The Unknown Citizen

The Unknown Citizen is a satiric poem written by W. H. Auden in 1939, parodying the symbolic Tomb of the Unknown Soldier in dedication to the common memories of all soldiers killed in any war. Published the same year in The New Yorker, the poem is the epitaph of a man in a government controlled-state. The man is identified by this combination: JS/07 M 378.

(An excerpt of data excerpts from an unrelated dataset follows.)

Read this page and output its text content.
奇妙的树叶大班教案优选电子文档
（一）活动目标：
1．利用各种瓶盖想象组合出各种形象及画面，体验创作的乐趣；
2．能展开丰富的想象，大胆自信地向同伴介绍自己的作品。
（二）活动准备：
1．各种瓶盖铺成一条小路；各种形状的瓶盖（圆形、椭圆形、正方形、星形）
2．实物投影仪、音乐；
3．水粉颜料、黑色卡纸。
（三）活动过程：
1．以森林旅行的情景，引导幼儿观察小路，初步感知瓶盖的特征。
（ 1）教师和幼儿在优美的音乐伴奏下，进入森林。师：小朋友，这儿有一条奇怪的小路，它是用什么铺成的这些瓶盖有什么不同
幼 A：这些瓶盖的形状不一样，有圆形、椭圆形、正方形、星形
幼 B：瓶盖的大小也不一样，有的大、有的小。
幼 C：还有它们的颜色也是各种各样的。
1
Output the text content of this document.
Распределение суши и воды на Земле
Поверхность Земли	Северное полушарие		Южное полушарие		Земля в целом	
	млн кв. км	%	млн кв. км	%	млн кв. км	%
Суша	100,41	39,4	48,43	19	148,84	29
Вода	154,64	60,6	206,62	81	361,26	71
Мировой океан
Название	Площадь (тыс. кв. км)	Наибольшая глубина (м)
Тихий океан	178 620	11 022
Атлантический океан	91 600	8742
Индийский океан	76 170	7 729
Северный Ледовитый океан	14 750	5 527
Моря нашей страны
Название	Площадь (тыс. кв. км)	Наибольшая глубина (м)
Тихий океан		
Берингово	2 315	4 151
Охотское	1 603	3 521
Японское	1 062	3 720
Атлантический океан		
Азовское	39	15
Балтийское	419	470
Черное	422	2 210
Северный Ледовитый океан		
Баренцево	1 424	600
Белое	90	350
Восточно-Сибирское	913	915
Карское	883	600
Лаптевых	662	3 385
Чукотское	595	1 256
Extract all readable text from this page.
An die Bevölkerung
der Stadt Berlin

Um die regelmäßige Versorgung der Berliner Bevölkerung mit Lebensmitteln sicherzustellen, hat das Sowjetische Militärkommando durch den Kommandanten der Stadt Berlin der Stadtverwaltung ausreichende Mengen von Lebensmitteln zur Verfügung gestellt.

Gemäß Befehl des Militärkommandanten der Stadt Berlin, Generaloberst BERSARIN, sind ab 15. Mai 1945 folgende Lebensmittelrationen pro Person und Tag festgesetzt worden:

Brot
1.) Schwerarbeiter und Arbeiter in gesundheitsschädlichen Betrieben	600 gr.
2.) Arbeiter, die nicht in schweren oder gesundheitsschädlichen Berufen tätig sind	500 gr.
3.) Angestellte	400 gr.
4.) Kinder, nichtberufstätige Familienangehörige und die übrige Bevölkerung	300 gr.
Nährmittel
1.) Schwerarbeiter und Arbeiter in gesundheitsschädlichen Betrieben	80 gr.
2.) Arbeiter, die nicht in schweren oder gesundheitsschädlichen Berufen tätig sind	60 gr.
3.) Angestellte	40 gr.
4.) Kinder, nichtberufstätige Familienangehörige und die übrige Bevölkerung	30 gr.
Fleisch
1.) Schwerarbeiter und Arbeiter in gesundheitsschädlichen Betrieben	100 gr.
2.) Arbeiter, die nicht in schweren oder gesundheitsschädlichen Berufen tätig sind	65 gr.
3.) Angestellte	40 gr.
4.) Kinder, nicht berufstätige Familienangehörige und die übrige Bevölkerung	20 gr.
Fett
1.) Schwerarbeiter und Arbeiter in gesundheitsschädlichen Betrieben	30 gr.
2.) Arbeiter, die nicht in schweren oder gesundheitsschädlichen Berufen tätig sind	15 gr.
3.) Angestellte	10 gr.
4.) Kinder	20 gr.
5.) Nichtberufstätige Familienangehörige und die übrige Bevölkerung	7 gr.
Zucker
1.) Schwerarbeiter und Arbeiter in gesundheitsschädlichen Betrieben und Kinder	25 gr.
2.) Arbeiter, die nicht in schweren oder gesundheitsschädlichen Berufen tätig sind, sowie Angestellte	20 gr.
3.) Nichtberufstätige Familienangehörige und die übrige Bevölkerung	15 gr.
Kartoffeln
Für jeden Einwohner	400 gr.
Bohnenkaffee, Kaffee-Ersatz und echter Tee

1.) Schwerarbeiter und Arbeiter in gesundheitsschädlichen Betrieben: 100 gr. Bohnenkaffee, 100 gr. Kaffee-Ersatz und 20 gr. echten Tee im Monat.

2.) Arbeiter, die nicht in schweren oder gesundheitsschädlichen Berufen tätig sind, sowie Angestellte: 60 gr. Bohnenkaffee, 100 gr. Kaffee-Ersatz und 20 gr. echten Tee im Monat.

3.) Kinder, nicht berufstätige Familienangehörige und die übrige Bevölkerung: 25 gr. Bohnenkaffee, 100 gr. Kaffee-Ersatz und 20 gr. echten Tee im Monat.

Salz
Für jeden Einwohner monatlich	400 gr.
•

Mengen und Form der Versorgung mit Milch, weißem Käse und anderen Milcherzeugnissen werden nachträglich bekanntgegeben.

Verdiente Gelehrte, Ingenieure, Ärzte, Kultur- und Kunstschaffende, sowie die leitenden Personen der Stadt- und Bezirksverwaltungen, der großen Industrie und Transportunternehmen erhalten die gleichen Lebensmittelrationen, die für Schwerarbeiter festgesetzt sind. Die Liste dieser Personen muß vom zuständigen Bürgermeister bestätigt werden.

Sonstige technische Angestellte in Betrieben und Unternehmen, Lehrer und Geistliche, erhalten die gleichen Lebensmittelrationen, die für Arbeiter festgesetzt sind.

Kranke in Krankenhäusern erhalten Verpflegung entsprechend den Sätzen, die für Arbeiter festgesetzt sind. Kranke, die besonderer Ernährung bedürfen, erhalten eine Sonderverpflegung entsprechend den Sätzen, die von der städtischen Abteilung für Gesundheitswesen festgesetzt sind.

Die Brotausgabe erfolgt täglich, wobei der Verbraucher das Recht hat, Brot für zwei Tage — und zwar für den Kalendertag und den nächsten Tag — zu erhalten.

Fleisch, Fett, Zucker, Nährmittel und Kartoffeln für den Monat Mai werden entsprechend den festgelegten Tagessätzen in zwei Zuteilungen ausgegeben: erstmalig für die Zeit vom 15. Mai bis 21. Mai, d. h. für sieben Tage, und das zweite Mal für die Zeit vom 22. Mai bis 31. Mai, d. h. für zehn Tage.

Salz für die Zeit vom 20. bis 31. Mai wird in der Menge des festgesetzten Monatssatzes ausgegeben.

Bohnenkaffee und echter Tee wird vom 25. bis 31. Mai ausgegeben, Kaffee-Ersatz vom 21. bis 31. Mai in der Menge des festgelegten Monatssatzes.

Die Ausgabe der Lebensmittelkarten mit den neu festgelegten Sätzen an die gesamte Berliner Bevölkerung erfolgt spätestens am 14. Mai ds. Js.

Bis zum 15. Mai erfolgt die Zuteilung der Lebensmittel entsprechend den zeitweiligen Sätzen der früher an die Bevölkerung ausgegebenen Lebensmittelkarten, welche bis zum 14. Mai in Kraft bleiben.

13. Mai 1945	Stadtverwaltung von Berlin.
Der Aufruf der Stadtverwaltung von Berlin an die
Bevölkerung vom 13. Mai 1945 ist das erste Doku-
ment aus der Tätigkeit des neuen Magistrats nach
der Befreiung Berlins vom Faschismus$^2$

In this poem, the citizen is considered like a saint, not because he searched for God but because he served the government perfectly. He did not get dismissed from his job. He was a member of the Union and paid all his dues to the union too. Here, W. H. Auden criticizes standardization and the modern state’s relationship’s with its citizens.


(To JS/07 M 378
This Marble Monument
Is Erected by the State)

He was found by the Bureau of Statistics to be
One against whom there was no official complaint,
And all the reports of his conduct agree
That, in the modern sense of the old-fashioned word, he was a saint,
For in everything he did he served the Greater Community.
Except for the war till the day he retired
He worked in a factory and never got fired,
But satisfied his employers, Fudge Motors Inc.
Yet he wasn’t a scab or odd in his views,
For his union reports that he paid his dues,
(Our report of his union shows it was sound)
And our Social Psychology workers found
That he was popular with his mates and liked a drink.
The Press are convinced that he bought a paper every day,
And that his reactions to advertisements were normal in every way.
Policies taken out in his name prove that he was fully insured,
And his Health-card shows that he was once in hospital but left it cured.
Both Producers Research and High–Grade Living declare
He was fully sensible to the advantages of the Installment Plan
And had everything necessary to the Modern Man,
A gramophone, a radio, a car and a frigidaire.
Our researchers into Public Opinion are content
That he held the proper opinions for the time of the year;
When there was peace he was for peace; when there was war he went.
He was married and added five children to the population,
which our Eugenist says was the right number for a parent of his generation,
And our teachers report he never interfered with their education.
Was he free? Was he happy? The question is absurd:
Had anything been wrong, we should certainly have heard.